Irishman among those held hostage by hijacker
A man wearing a suicide belt has hijacked a passenger plane during a flight in Egypt and forced it to land in Cyprus, where a number of "foreigners" are being held hostage.
Reports indicate that an Irishman and a number of Britons were aboard the EgyptAir plane which was diverted during an internal flight from Alexandria on Egypt's Mediterranean coast to the capital Cairo.
The plane, which the airline said was carrying 81 passengers and crew, was taken over by a man armed with an explosive vest.
He has been named by Egyptian media as 27-year-old Ibrahim Samaha, which said that he wanted to claim asylum on the Mediterranean island.
Negotiations have led to the release of all the passengers, except for the crew and four foreign passengers, the airline said.
The Airbus plane, flight MS181, landed at Larnaca airport at around 8.50am, police in Cyprus said.
EgyptAir said the captain, Omar Jamal, was alerted to the presence of a passenger who was wearing an explosives belt.
According to reports the man was trying to get in touch with his ex-wife in Cyprus.
Footage showed the plane at a secluded spot at the airport and passengers disembarking calmly, walking down steps from the plane with their luggage and boarding waiting buses.
Egyptian government officials said the hijacker initially wanted to go to Istanbul in Turkey but was told by the captain there was not enough fuel.
The director of the Alexandria airport, Hossni Hassan, said 26 foreigners were aboard the flight, including eight Americans, four Britons, four Dutch, two Belgians, an Italian, a French national, two Greeks and one Syrian.

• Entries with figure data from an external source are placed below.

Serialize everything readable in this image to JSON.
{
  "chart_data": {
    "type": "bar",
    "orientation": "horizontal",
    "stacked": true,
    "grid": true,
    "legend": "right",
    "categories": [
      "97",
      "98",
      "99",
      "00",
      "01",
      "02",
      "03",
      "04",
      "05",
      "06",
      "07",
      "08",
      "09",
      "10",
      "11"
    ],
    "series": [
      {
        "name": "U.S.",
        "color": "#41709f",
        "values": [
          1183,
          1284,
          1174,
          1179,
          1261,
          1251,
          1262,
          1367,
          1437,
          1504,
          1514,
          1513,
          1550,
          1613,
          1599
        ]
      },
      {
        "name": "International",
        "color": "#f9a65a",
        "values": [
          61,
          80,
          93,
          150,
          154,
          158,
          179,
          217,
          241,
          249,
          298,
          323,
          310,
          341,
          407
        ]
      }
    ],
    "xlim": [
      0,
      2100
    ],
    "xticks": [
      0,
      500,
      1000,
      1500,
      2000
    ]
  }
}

Three other foreigners could not be identified.
EgyptAir has set up an emergency line for worried relatives - 0800 77 77 000, for those calling within Egypt, and 002 02 25989320 29.
The Foreign and Commonwealth Office said it is working with Cypriot and Egyptian authorities, while Ireland's department of foreign affairs said it is liaising with consular staff in Egypt but could not confirm if an Irish citizen was on board the plane.